“For me, they are not dead. They are alive. They beat in our hearts.” – Fedor Muñoz, brother of assassinated professor Hugo Muñoz
Under an unforgiving sun, I left the cemetery of El Angel late last Saturday afternoon. As of today, I have yet to shake the images of La Cantuta.
While filming my experience with the relatives of Cantuta, my ability to look dispassionately through the square lens of my digital camera was often tested. Everywhere I turned, I felt surrounded by a penetrating display of raw emotion – heartbreaking sadness, intense fierceness, and subdued acceptance. Over three days, I witnessed the culmination of a 16-year fight for justice – and in the process, I put the camera down, freeing myself from the distance felt behind the lens to join hands, shout chants, and become a part of the experience.

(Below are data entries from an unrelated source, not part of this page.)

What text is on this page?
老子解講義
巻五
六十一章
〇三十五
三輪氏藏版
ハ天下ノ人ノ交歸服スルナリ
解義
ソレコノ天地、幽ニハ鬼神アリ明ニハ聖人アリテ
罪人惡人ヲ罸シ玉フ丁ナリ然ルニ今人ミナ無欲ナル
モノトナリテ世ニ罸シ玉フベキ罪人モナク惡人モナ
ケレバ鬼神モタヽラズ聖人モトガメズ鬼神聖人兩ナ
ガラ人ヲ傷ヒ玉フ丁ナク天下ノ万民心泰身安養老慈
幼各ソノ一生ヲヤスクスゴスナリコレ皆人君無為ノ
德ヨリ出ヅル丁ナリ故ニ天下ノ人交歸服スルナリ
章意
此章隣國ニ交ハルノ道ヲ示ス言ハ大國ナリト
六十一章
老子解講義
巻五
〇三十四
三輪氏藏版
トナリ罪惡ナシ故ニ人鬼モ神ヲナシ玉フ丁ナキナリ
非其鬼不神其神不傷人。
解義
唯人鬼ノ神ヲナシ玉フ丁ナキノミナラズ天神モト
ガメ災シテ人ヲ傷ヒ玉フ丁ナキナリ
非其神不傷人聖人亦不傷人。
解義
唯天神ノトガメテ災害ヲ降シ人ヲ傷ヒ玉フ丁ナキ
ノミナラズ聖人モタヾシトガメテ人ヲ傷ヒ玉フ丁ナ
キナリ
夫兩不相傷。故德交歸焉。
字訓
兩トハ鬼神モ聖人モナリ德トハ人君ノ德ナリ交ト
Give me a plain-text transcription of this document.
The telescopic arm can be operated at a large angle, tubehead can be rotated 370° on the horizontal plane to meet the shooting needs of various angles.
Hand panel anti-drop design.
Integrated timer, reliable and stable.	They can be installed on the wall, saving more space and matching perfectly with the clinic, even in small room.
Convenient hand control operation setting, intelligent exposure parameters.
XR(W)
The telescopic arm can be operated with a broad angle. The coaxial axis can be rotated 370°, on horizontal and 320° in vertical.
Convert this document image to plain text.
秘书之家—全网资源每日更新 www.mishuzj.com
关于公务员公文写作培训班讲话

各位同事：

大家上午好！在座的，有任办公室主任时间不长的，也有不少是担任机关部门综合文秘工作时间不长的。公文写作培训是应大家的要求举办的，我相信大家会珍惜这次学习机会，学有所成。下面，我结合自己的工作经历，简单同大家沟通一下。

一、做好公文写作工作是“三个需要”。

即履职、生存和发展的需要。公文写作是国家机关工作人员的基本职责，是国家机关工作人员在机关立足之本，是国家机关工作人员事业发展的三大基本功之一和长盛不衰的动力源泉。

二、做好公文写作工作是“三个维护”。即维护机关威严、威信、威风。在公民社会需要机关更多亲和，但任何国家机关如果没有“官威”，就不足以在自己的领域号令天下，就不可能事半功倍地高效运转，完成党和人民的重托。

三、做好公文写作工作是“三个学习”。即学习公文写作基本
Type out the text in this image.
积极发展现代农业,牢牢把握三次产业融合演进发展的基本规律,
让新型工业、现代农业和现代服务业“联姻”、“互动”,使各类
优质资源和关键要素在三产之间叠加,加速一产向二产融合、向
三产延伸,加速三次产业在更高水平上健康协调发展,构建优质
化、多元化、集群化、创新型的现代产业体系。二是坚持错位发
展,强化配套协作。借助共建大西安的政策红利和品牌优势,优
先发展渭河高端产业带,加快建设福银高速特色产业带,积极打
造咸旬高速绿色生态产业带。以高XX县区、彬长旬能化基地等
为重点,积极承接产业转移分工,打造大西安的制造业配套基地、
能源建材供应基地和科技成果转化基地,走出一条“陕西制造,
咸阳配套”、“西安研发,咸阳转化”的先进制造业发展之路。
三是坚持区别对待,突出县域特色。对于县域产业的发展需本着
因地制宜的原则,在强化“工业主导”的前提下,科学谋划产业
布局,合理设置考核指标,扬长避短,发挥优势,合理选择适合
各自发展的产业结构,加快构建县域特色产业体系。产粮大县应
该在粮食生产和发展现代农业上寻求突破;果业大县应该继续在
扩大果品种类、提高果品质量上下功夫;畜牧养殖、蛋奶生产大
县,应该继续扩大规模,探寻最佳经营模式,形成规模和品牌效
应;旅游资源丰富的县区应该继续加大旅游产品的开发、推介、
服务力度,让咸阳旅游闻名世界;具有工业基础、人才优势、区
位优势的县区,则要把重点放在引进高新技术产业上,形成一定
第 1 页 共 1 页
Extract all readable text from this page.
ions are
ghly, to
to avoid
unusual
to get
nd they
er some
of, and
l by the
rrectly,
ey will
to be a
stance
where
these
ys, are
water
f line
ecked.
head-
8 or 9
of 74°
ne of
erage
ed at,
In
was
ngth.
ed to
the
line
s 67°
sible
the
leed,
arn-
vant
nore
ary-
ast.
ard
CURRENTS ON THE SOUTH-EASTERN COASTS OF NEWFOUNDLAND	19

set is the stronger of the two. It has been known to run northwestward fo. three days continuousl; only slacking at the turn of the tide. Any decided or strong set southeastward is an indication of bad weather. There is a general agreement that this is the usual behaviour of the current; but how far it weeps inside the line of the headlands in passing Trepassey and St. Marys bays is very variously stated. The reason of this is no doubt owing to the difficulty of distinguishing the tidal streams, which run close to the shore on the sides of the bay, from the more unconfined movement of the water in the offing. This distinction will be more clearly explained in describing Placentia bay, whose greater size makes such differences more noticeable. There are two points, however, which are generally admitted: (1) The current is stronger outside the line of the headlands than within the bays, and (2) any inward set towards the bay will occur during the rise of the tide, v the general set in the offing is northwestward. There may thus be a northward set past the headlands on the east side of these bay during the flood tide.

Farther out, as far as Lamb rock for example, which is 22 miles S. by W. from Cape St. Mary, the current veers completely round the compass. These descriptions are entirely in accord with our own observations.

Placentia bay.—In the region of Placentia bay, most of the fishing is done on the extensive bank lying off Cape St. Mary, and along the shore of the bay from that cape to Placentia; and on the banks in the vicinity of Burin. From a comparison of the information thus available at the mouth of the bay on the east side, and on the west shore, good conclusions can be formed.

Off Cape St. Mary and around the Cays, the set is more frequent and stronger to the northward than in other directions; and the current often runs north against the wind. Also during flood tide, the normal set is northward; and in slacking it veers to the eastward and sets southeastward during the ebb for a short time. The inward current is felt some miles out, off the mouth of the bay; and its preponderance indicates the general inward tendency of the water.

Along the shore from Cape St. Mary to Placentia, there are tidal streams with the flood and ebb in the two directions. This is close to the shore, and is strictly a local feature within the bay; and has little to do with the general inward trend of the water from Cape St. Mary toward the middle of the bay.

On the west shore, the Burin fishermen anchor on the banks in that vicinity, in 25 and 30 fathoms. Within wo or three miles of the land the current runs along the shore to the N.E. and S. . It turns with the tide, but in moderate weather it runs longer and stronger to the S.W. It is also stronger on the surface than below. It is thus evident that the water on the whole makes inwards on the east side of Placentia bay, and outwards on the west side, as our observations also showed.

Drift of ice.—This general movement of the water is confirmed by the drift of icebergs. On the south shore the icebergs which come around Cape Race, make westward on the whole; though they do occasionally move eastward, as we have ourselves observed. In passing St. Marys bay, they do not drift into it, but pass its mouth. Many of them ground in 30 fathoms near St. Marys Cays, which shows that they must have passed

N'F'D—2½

Last Thursday, relatives of Cantuta came to the EPAF office to spend a final moment with the remains of their loved ones. Joined by a host of different human rights organizations, including the Network for the Development of the Child and the Family (REDINFA), relatives shared amongst each other the stories of who their loved ones were and the memories that had never been forgotten. For Carmen Amaro, sister of assassinated student Armando Amaro Cóndor, it was her brother’s love for Sikuri, music native to the Andean highlands, that reminded her of him.